Components | July 25, 2012

Automotive shines a bright light in 2012

One of the silver linings to the automotive downturn in 2008 was that it initiated a massive and perhaps long overdue structural change in the auto industry. Many believe that has set the stage for new car sales to grow through the end of this decade.
Automakers are now focused on providing user-friendly and relatively low-cost vehicles that also happen to be some of the most technologically advanced vehicles ever produced. In addition, automakers are shifting more production towards electric vehicles (EVs) and hybrid electric vehicles (HEVs) as “green” initiatives become more prevalent. Ironically, the $4.00-per-gallon price of gasoline in the U.S. that contributed to Detroit’s downfall in 2008 is supporting new car sales in 2012 as buyers return to showrooms to replace old guzzlers with new, fuel-efficient models.

IC Insights forecasts the automotive IC market will grow 8% to $19.6 billion in 2012, up from $18.2 billion in 2011. Furthermore, IC Insights forecasts the automotive IC market will grow to $27.3 billion in 2015, which represents average annual growth of 11% from 2011-2015 (see Figure).

Semiconductor content per vehicle is forecast to increase to $380 in 2012, an increase of 9% from $350 in 2011.

Semiconductor content per vehicle is expected to increase 11% annually between 2009 and 2015, reaching $495 per vehicle at the end of the forecast period, which suggests that the “trickle-down effect” of technology into lower-priced cars will happen at a faster rate than expected a few years ago and that more “green” vehicles, including hybrids and electric automobiles, will be sold.
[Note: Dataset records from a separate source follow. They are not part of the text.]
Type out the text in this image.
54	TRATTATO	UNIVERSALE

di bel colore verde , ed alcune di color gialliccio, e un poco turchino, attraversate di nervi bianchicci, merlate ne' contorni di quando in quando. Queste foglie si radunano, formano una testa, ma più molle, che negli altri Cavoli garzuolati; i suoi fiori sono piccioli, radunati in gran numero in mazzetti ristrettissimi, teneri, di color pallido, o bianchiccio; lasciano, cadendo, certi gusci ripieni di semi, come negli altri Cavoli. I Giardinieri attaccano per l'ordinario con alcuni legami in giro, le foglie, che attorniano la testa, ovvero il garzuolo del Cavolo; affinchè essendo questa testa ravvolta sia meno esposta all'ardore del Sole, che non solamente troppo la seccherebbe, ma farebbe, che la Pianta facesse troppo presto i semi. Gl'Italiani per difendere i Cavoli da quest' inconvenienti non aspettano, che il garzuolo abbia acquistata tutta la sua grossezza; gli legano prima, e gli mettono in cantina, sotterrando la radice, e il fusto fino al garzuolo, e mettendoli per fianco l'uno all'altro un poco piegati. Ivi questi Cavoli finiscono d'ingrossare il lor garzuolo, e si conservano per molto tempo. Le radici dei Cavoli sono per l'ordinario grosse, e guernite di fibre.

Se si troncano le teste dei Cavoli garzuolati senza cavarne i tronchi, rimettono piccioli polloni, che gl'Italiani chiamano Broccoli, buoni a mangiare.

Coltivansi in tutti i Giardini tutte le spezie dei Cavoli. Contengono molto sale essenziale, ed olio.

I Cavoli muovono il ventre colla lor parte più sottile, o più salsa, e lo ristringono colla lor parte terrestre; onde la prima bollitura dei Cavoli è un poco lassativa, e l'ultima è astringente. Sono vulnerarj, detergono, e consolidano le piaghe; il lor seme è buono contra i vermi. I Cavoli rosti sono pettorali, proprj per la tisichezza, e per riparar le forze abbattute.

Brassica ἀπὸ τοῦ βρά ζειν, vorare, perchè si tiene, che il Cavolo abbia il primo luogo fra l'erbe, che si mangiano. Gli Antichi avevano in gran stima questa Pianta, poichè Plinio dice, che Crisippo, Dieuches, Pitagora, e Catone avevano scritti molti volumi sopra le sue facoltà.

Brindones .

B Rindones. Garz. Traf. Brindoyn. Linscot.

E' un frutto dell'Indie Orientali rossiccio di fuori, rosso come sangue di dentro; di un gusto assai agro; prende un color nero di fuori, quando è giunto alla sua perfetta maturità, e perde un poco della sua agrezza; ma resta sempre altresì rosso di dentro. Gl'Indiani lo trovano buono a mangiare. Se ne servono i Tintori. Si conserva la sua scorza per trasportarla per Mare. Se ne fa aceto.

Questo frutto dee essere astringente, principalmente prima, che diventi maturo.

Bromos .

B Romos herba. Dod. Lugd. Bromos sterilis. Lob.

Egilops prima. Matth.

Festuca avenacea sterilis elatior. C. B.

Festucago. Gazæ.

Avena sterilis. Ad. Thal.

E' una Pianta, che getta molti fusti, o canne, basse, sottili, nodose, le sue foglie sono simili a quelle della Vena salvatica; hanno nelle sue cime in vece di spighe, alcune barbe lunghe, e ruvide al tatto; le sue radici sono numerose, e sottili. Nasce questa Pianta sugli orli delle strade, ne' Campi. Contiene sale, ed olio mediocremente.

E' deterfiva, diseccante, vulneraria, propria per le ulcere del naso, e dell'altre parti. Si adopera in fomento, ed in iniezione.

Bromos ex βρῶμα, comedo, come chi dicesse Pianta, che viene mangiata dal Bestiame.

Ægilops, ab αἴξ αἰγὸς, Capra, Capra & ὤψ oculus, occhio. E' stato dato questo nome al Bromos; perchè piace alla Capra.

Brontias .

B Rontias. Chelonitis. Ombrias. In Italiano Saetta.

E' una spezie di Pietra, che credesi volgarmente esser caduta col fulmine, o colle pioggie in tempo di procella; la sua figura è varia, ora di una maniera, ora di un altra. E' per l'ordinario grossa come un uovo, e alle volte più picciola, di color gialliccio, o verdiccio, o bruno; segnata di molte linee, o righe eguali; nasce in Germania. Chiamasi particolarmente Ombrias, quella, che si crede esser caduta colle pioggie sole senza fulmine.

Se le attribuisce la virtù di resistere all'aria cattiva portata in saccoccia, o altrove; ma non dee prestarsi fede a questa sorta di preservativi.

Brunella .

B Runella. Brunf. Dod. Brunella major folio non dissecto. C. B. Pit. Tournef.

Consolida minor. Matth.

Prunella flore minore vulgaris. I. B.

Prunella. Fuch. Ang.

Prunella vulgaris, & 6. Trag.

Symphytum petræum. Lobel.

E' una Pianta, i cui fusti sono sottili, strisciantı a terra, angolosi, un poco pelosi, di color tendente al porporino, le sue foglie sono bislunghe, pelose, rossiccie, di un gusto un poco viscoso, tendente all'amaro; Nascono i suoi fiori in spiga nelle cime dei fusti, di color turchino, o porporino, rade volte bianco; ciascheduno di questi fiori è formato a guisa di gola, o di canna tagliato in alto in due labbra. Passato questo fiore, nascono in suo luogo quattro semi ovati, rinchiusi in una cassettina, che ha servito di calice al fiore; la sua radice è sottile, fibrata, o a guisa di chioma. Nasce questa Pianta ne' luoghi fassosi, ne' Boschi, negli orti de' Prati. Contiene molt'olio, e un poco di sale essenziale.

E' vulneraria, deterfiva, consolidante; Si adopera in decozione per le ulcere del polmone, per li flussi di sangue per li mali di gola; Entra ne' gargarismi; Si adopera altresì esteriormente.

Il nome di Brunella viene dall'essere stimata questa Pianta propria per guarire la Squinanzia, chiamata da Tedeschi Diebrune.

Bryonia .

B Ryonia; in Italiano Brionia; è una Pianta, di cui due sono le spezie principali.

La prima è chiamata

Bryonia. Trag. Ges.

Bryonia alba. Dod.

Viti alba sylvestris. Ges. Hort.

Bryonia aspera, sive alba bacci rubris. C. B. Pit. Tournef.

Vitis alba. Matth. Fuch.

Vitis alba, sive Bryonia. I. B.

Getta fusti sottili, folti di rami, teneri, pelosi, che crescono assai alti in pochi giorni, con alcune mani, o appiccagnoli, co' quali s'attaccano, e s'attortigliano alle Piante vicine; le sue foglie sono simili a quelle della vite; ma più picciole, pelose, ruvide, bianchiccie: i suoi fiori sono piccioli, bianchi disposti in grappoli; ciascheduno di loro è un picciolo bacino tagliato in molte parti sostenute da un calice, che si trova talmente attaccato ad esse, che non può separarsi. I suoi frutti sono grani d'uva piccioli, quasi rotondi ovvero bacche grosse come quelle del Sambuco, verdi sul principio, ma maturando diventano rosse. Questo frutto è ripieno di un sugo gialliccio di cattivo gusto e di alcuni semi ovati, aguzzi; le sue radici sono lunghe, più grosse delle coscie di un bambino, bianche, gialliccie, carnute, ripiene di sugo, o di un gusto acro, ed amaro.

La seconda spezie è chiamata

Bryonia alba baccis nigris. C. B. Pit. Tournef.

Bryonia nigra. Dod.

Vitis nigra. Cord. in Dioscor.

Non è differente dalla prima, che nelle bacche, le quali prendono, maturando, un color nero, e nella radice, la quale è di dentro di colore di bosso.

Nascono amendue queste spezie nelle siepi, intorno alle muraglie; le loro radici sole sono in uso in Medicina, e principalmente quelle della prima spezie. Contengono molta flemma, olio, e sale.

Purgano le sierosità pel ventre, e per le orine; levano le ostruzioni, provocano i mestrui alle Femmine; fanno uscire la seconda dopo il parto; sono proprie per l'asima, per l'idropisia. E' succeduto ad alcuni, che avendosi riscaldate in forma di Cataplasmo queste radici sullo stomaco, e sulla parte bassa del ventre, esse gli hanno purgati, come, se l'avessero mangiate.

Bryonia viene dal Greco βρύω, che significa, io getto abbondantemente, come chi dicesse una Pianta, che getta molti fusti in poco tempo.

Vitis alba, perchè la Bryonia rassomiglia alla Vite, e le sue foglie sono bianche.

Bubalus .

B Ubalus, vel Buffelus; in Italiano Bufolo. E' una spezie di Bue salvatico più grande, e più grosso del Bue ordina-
Although hybrid-electric and electric vehicles (HEVs and EVs) currently account for less than 2% of total new vehicle shipments in the U.S. and around the world, the semiconductor content per vehicle is much greater in these vehicles. IC Insights forecasts that in 2015, full electric vehicles will contain about twice as much semiconductor content as compared to a standard car.